Quella maledetta giornata
Roxana Campai rievoca la serata di giovedì 19 settembre. “Da Parma l’abbiamo accompagnata qui a Viadana, io e il mio compagno. Abbiamo visto che si incontrava con un uomo giovane, con gli occhiali. Dopo un’ora non rispondeva più al telefono. Mi aveva mandato un messaggio: ‘È un uomo amabile che mi porta dentro un taxi. Ci vediamo domani’. Abbiamo girato per tutta la notte con la macchina. La gente della zona pensava che fossimo ladri, invece cercavamo mia sorella. Ho fatto di tutto per trovare la persona con cui si era incontrata. Sono tornata sul posto. L’altro giorno (giovedì 26 settembre, ndr) ho visto il ragazzo che usciva con una donna bionda su una Punto. Era lui. Li abbiamo seguiti. Andavano in farmacia. Il mio compagno gli ha fatto uno scatto con il cellulare e siamo andati dai carabinieri, che hanno chiamato il ragazzo e suo padre”.
Il giallo dell’sms
Una testimonianza che apre su uno dei tanti interrogativi nella fosca tragedia di Viadana: il messaggio alla sorella sull’uomo amabile che, a quanto si può capire, le avrebbe offerto un taxi per rincasare, è stato scritto da Maria Campai oppure, in quel momento, la donna romena era già morta?

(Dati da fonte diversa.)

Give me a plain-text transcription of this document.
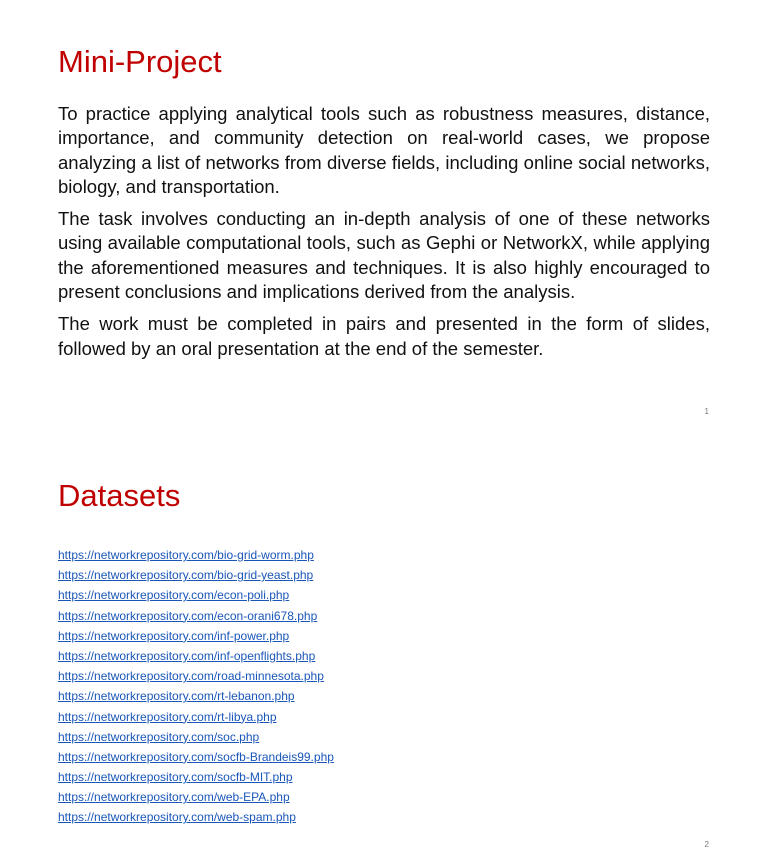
Mini-Project

To practice applying analytical tools such as robustness measures, distance, importance, and community detection on real-world cases, we propose analyzing a list of networks from diverse fields, including online social networks, biology, and transportation.

The task involves conducting an in-depth analysis of one of these networks using available computational tools, such as Gephi or NetworkX, while applying the aforementioned measures and techniques. It is also highly encouraged to present conclusions and implications derived from the analysis.

The work must be completed in pairs and presented in the form of slides, followed by an oral presentation at the end of the semester.

1
Datasets
https://networkrepository.com/bio-grid-worm.php
https://networkrepository.com/bio-grid-yeast.php
https://networkrepository.com/econ-poli.php
https://networkrepository.com/econ-orani678.php
https://networkrepository.com/inf-power.php
https://networkrepository.com/inf-openflights.php
https://networkrepository.com/road-minnesota.php
https://networkrepository.com/rt-lebanon.php
https://networkrepository.com/rt-libya.php
https://networkrepository.com/soc.php
https://networkrepository.com/socfb-Brandeis99.php
https://networkrepository.com/socfb-MIT.php
https://networkrepository.com/web-EPA.php
https://networkrepository.com/web-spam.php
2
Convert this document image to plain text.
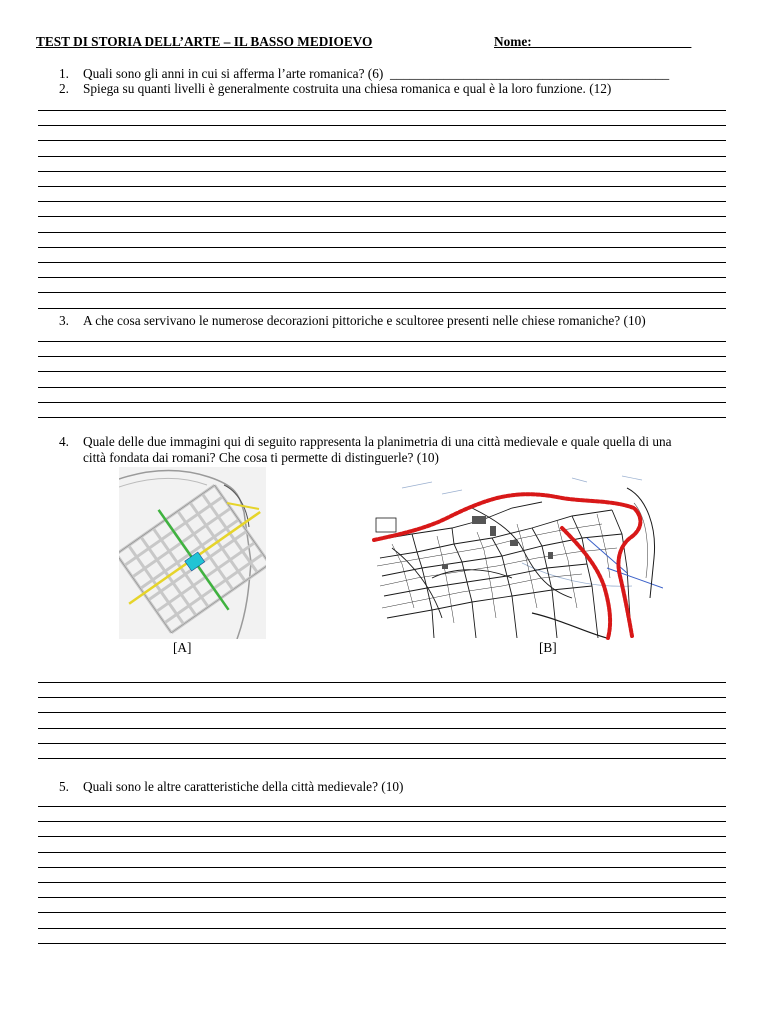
TEST DI STORIA DELL’ARTE – IL BASSO MEDIOEVO	Nome:________________________
1. Quali sono gli anni in cui si afferma l’arte romanica? (6) __________________________________________
2. Spiega su quanti livelli è generalmente costruita una chiesa romanica e qual è la loro funzione. (12)
3. A che cosa servivano le numerose decorazioni pittoriche e scultoree presenti nelle chiese romaniche? (10)
4. Quale delle due immagini qui di seguito rappresenta la planimetria di una città medievale e quale quella di una
città fondata dai romani? Che cosa ti permette di distinguerle? (10)
[A]	[B]
5. Quali sono le altre caratteristiche della città medievale? (10)
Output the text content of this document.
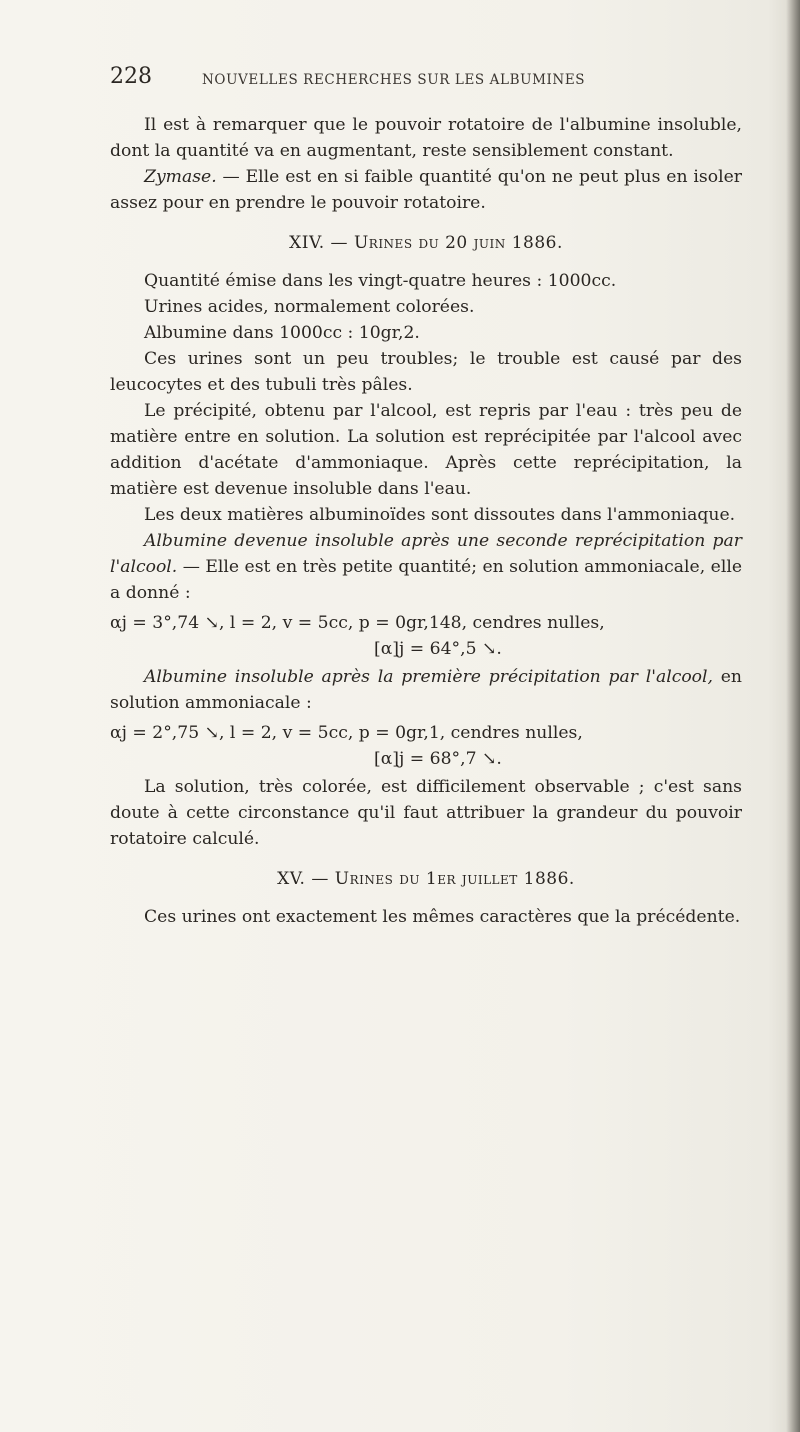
228	NOUVELLES RECHERCHES SUR LES ALBUMINES

Il est à remarquer que le pouvoir rotatoire de l'albumine insoluble, dont la quantité va en augmentant, reste sensiblement constant.

Zymase. — Elle est en si faible quantité qu'on ne peut plus en isoler assez pour en prendre le pouvoir rotatoire.

XIV. — Urines du 20 juin 1886.

Quantité émise dans les vingt-quatre heures : 1000cc.

Urines acides, normalement colorées.

Albumine dans 1000cc : 10gr,2.

Ces urines sont un peu troubles; le trouble est causé par des leucocytes et des tubuli très pâles.

Le précipité, obtenu par l'alcool, est repris par l'eau : très peu de matière entre en solution. La solution est reprécipitée par l'alcool avec addition d'acétate d'ammoniaque. Après cette reprécipitation, la matière est devenue insoluble dans l'eau.

Les deux matières albuminoïdes sont dissoutes dans l'ammoniaque.

Albumine devenue insoluble après une seconde reprécipitation par l'alcool. — Elle est en très petite quantité; en solution ammoniacale, elle a donné :

αj = 3°,74 ↘, l = 2, v = 5cc, p = 0gr,148, cendres nulles,

[α]j = 64°,5 ↘.

Albumine insoluble après la première précipitation par l'alcool, en solution ammoniacale :

αj = 2°,75 ↘, l = 2, v = 5cc, p = 0gr,1, cendres nulles,

[α]j = 68°,7 ↘.

La solution, très colorée, est difficilement observable ; c'est sans doute à cette circonstance qu'il faut attribuer la grandeur du pouvoir rotatoire calculé.

XV. — Urines du 1er juillet 1886.

Ces urines ont exactement les mêmes caractères que la précédente.
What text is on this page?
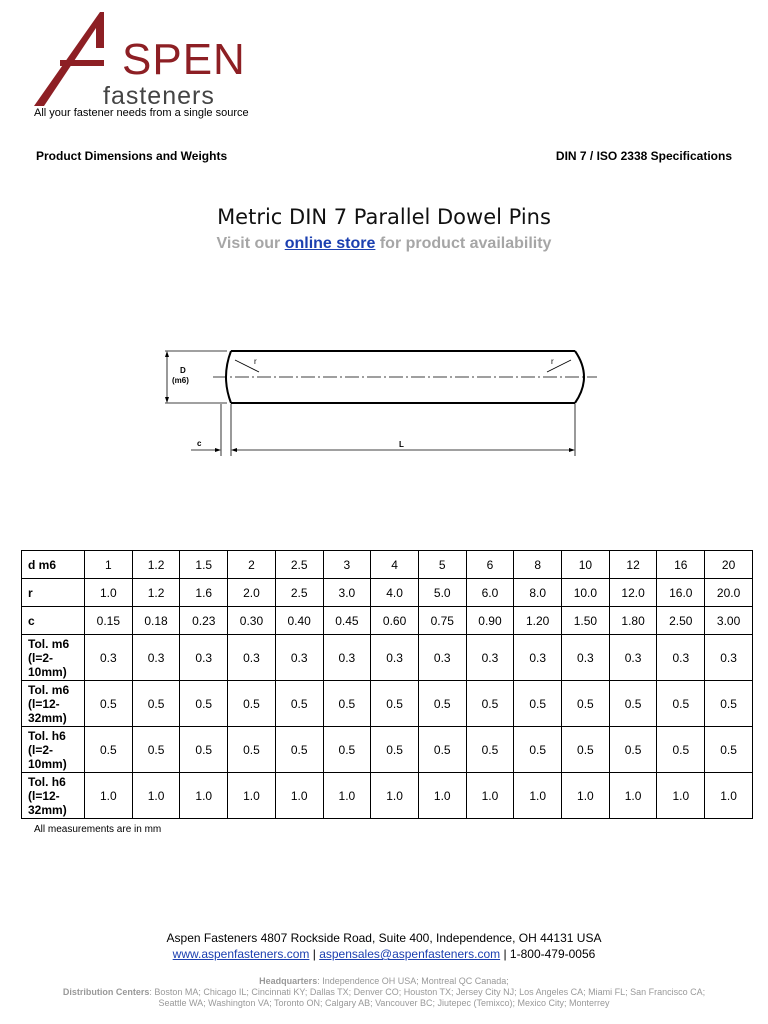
SPEN
fasteners
All your fastener needs from a single source
Product Dimensions and Weights	DIN 7 / ISO 2338 Specifications
Metric DIN 7 Parallel Dowel Pins
Visit our online store for product availability
D
(m6)
r	r
c	L
d m6	1	1.2	1.5	2	2.5	3	4	5	6	8	10	12	16	20
r	1.0	1.2	1.6	2.0	2.5	3.0	4.0	5.0	6.0	8.0	10.0	12.0	16.0	20.0
c	0.15	0.18	0.23	0.30	0.40	0.45	0.60	0.75	0.90	1.20	1.50	1.80	2.50	3.00
Tol. m6 (l=2-10mm)	0.3	0.3	0.3	0.3	0.3	0.3	0.3	0.3	0.3	0.3	0.3	0.3	0.3	0.3
Tol. m6 (l=12-32mm)	0.5	0.5	0.5	0.5	0.5	0.5	0.5	0.5	0.5	0.5	0.5	0.5	0.5	0.5
Tol. h6 (l=2-10mm)	0.5	0.5	0.5	0.5	0.5	0.5	0.5	0.5	0.5	0.5	0.5	0.5	0.5	0.5
Tol. h6 (l=12-32mm)	1.0	1.0	1.0	1.0	1.0	1.0	1.0	1.0	1.0	1.0	1.0	1.0	1.0	1.0
All measurements are in mm
Aspen Fasteners 4807 Rockside Road, Suite 400, Independence, OH 44131 USA
www.aspenfasteners.com | aspensales@aspenfasteners.com | 1-800-479-0056
Headquarters: Independence OH USA; Montreal QC Canada;
Distribution Centers: Boston MA; Chicago IL; Cincinnati KY; Dallas TX; Denver CO; Houston TX; Jersey City NJ; Los Angeles CA; Miami FL; San Francisco CA; Seattle WA; Washington VA; Toronto ON; Calgary AB; Vancouver BC; Jiutepec (Temixco); Mexico City; Monterrey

La voce di Roxana si incrina di commozione nel ricordo della sorella uccisa. “Era una donna buona, dalla sua bocca non è mai uscita una parola brutta. Vedeva per la prima volta la persona che l’ha ammazzata. Voglio sapere perché”.
“Sono arrivata – dice la sorella Loredana – apposta dalla Romania per portare a casa il corpo. Per il momento non è possibile. Non credo che il ragazzo abbia fatto tutto da solo, non poteva avere tutta quella forza. È impossibile. Se mi colpiscono, mi difendo e Maria avrebbe fatto la stessa cosa. Vogliamo giustizia e verità. Vogliamo sapere tutto. Vogliamo che chi l’ha uccisa paghi, che paghino tutti”.
Il padre dell’indagato
“Non credo che abbia fatto tutto da solo”. Parole che, curiosamente, riecheggiano quelle del padre del ragazzo fermato: “Se mio figlio ha sbagliato, allora pagherà tutto quello che deve pagare. Se davvero l’ha uccisa lui, ha avuto uno oppure due complici. Non può aver fatto da solo”.
Pronto a giurare di essere convinto che la sera dell’omicidio il più piccolo dei suoi tre figli fosse, come al solito, in palestra, oppure nel box, quello che utilizzava per allenarsi con i pesi, dove c’era anche un divano per i momenti di riposo.